Over two weeks ago, the European Union decided to ban seven Russian financial institutions from the Society for Worldwide Interbank Financial Telecommunications (SWIFT) messaging system. SWIFT the world’s leading financial messaging system that allows for secure and reliable banking transactions between institutions globally.
The SWIFT network is critical to global banking. Over 11,000 financial institutions use the system for global banking.
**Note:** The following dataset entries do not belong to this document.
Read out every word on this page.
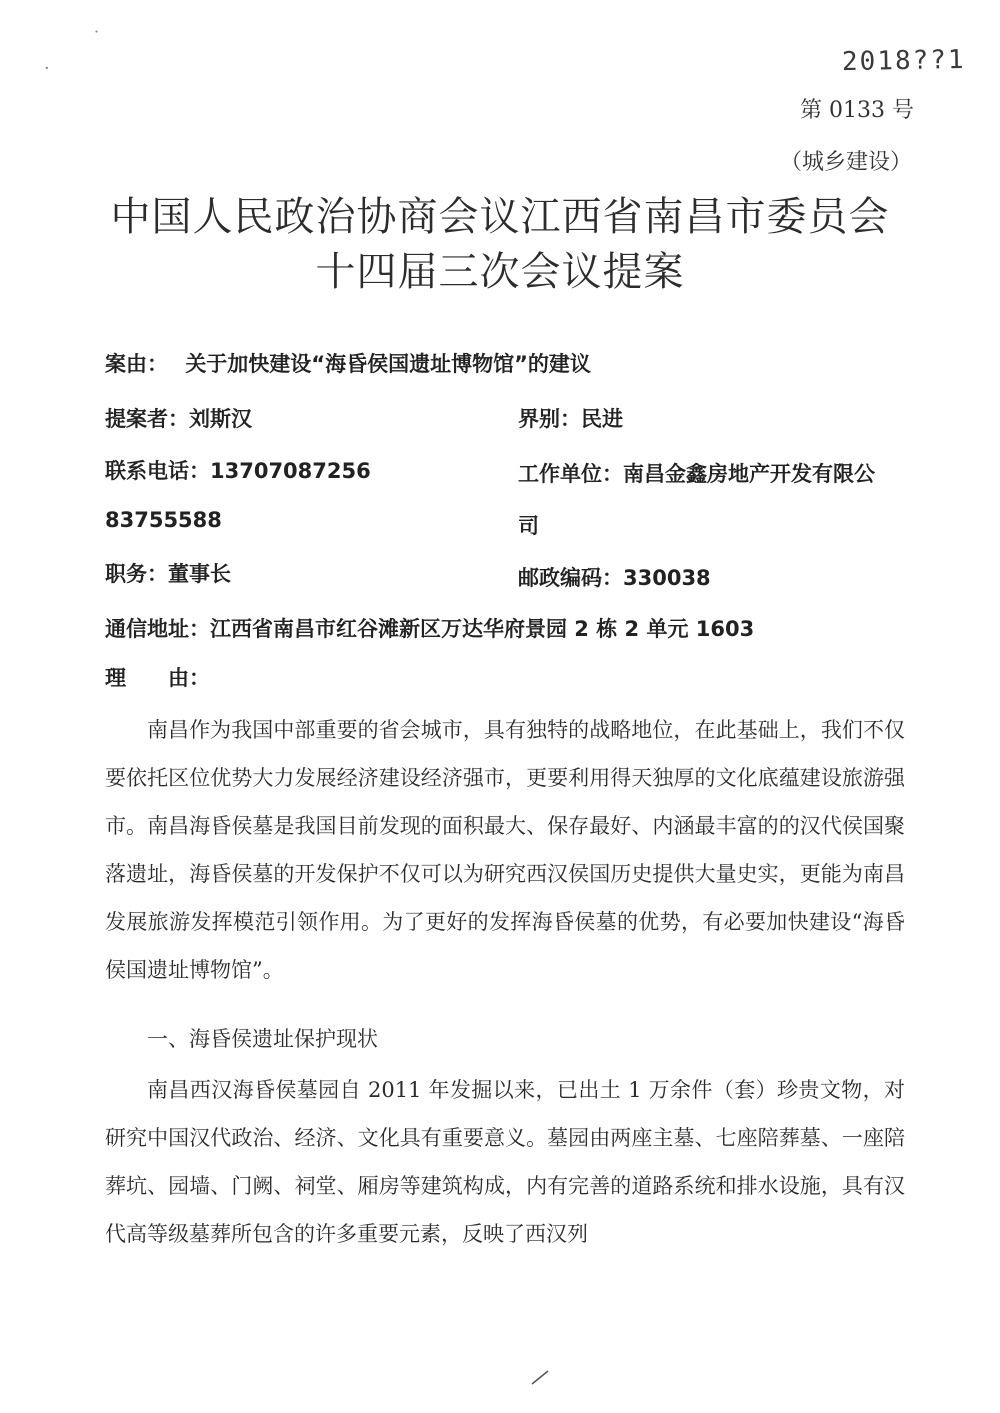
˙
·	2018??1
第 0133 号
（城乡建设）
中国人民政治协商会议江西省南昌市委员会
十四届三次会议提案
案由： 关于加快建设“海昏侯国遗址博物馆”的建议
提案者：刘斯汉	界别：民进
联系电话：13707087256	工作单位：南昌金鑫房地产开发有限公
83755588	司
职务：董事长	邮政编码：330038
通信地址：江西省南昌市红谷滩新区万达华府景园 2 栋 2 单元 1603
理　　由：
南昌作为我国中部重要的省会城市，具有独特的战略地位，在此基础上，我们不仅要依托区位优势大力发展经济建设经济强市，更要利用得天独厚的文化底蕴建设旅游强市。南昌海昏侯墓是我国目前发现的面积最大、保存最好、内涵最丰富的的汉代侯国聚落遗址，海昏侯墓的开发保护不仅可以为研究西汉侯国历史提供大量史实，更能为南昌发展旅游发挥模范引领作用。为了更好的发挥海昏侯墓的优势，有必要加快建设“海昏侯国遗址博物馆”。
一、海昏侯遗址保护现状
南昌西汉海昏侯墓园自 2011 年发掘以来，已出土 1 万余件（套）珍贵文物，对研究中国汉代政治、经济、文化具有重要意义。墓园由两座主墓、七座陪葬墓、一座陪葬坑、园墙、门阙、祠堂、厢房等建筑构成，内有完善的道路系统和排水设施，具有汉代高等级墓葬所包含的许多重要元素，反映了西汉列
Any threat to the network could affect these banks’ ability to send trillions of dollars in international transactions daily.
On March 12, SWIFT disconnected the seven Russian banks from its network marking this as one of the most drastic and powerful tools used as sanctions against Russia.
Now, banking executives are concerned about Russian cyber attacks against the SWIFT system in retaliation for their network cutoff.
According to the Financial Times, several senior cyber security executives at major banks suggested the threats to SWIFT will grow if more Russian lenders are banned from the system.
They also expressed concern that SWIFT will become a much more desirable target rather than individual banks as the network connects a significant portion of the global financial system.
“Banks seem to be comfortable with their own cyber security levels, but a hit to Swift would be very detrimental to the whole banking system.” said a financial regulator to the Financial times.
“During warfare, it’s the most effective place to hit — it’s the nucleus of the global banking system, the node that connects everything,” said one senior bank executive.
“We model for cyber attacks on institutions like the Fed, but we think a hit on Swift is more likely in retaliation for Russian banks being kicked off it,” he added. “That would have huge consequences for the global banking network.”
So far, the majority of Russia’s cyber attacks have been focused on Ukraine infrastructure and government, however banks are remaining diligent.
If an attack were to happen, this wouldn’t be the first strike on SWIFT. In 2016, vulnerabilities in some SWIFT banks allowed hackers to use malware to pose as other banks on the system, requesting funds from the Bangladesh Central bank. The hackers stole $81M in what is considered one of the largest bank heists in history.
Since the heist, SWIFT has imposed stricter mandatory controls for banks and significantly improved its monitoring system including a program to aid bank members to improve their cyber security.
PYMNTS recently reported a number of American banks had experienced an increased amount of cyber attacks following Russia’s invasion of Ukraine. These banks include J.P. Morgan, Citigroup, BOFA, and Goldman Sachs.
These banks have spent billions of dollars every year to prevent cyber attacks. The executives from the PYMNTS report suggest that, in light of the sanctions on Russia, these recent attacks have been intensified and focused on banks’ technological infrastructure.